The hollow windows and doors that once opened to dressing rooms of the Santa Barbara Bowl now lead to a heap of broken concrete and dirt 15 feet high.
The 4,500-person venue in downtown Santa Barbara is now in phase one of a $20-million renovation project designed to add a new stage house, a new proscenium (an arch that covers performers), an extended patio area at the top of the seating and over 10,000 square feet of underground bathrooms. The plan was designed by New York-based architect Blake Middleton in association with DesignARC of Santa Barbara.
An anonymous Montecito resident donated $3 million to fund the project and the state of California added another $3.1 million. The money that was raised was enough to start the current phase, but it is not enough to build the new proscenium.
The rest of the money is coming from two types of membership: Friends of the Bowl ($35), and Concert Club ($1,100), which allows members to buy seats to shows before the rest of the public.
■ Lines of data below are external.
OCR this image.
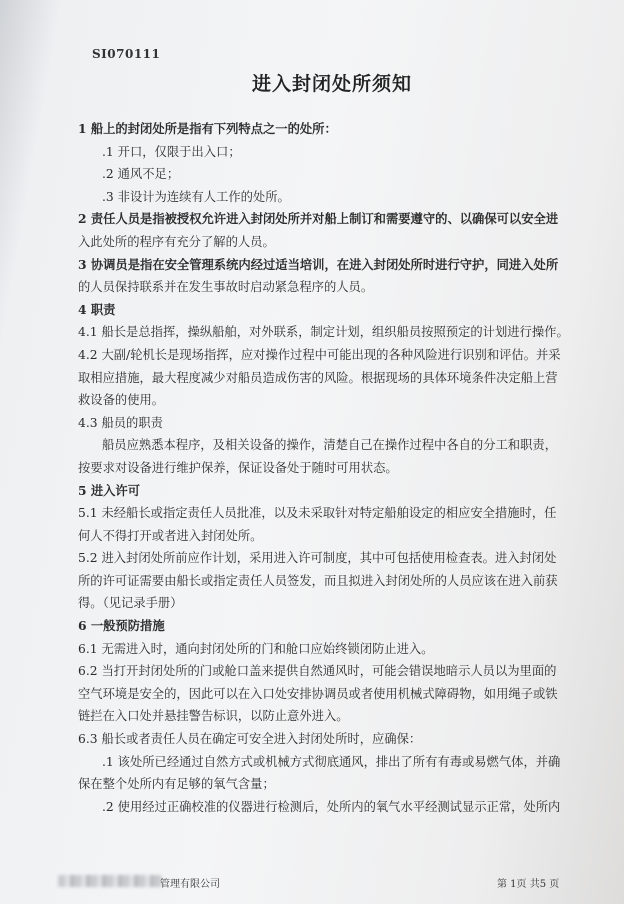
SI070111
进入封闭处所须知
1 船上的封闭处所是指有下列特点之一的处所：
.1 开口，仅限于出入口；
.2 通风不足；
.3 非设计为连续有人工作的处所。
2 责任人员是指被授权允许进入封闭处所并对船上制订和需要遵守的、以确保可以安全进
入此处所的程序有充分了解的人员。
3 协调员是指在安全管理系统内经过适当培训，在进入封闭处所时进行守护，同进入处所
的人员保持联系并在发生事故时启动紧急程序的人员。
4 职责
4.1 船长是总指挥，操纵船舶，对外联系，制定计划，组织船员按照预定的计划进行操作。
4.2 大副/轮机长是现场指挥，应对操作过程中可能出现的各种风险进行识别和评估。并采
取相应措施，最大程度减少对船员造成伤害的风险。根据现场的具体环境条件决定船上营
救设备的使用。
4.3 船员的职责
船员应熟悉本程序，及相关设备的操作，清楚自己在操作过程中各自的分工和职责，
按要求对设备进行维护保养，保证设备处于随时可用状态。
5 进入许可
5.1 未经船长或指定责任人员批准，以及未采取针对特定船舶设定的相应安全措施时，任
何人不得打开或者进入封闭处所。
5.2 进入封闭处所前应作计划，采用进入许可制度，其中可包括使用检查表。进入封闭处
所的许可证需要由船长或指定责任人员签发，而且拟进入封闭处所的人员应该在进入前获
得。（见记录手册）
6 一般预防措施
6.1 无需进入时，通向封闭处所的门和舱口应始终锁闭防止进入。
6.2 当打开封闭处所的门或舱口盖来提供自然通风时，可能会错误地暗示人员以为里面的
空气环境是安全的，因此可以在入口处安排协调员或者使用机械式障碍物，如用绳子或铁
链拦在入口处并悬挂警告标识，以防止意外进入。
6.3 船长或者责任人员在确定可安全进入封闭处所时，应确保：
.1 该处所已经通过自然方式或机械方式彻底通风，排出了所有有毒或易燃气体，并确
保在整个处所内有足够的氧气含量；
.2 使用经过正确校准的仪器进行检测后，处所内的氧气水平经测试显示正常，处所内
管理有限公司	第 1页 共5 页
The first stage of construction will last until May, when the summer concert season will begin.
“Everything we’ve known is gone,” said Eric Lassen, an architect and the volunteer chair of the Santa Barbara Bowl Facilities Committee. “What we’re trying to do is preserve the old character of the bowl while at the same time making it more comfortable for the performers.”
Over the past five years, the bowl has installed a large storm drain surrounding the stage to divert run-off, upgraded power capabilities and bought a temporary stage to accommodate musicians’ increasingly large stage and lighting equipment, according to Maureen McFadden, independent press agent for the Santa Barbara Foundation.
Originally built to house the Fiesta celebration in 1936, the bowl was funded by $77,000 of Works Project Administration money approved by President Franklin D. Roosevelt. The same agency built landmarks such as the Golden Gate Bridge and music venues like Red Rocks in Denver. All functions at the bowl stopped during WWII, but returned afterward under the management of Old Spanish Days, the group that ran Fiesta.
In the 1960s, the bowl began to hold rock shows and slowly deteriorated. In 1994 control of the venue was turned over to the Santa Barbara Bowl Foundation, a non-profit organization that began to take in private money for improvements.
The new stage would allow for much larger shows, particularly symphonies and operas that would ordinarily shy away from the bowl because of its small size. The plans include a chorus dressing room and bathroom, and an elevator for handicapped performers and grips.
“Most UCSB students can remember clearly their first trip to the bowl,” McFadden said. “This project is trying to be as faithful to that experience as possible.”
“This is the premier venue between L.A. and S.F.,” Lassen said. “Those afternoons when the stones turn red and the lights get low, I don’t know if there’s a better place anywhere.”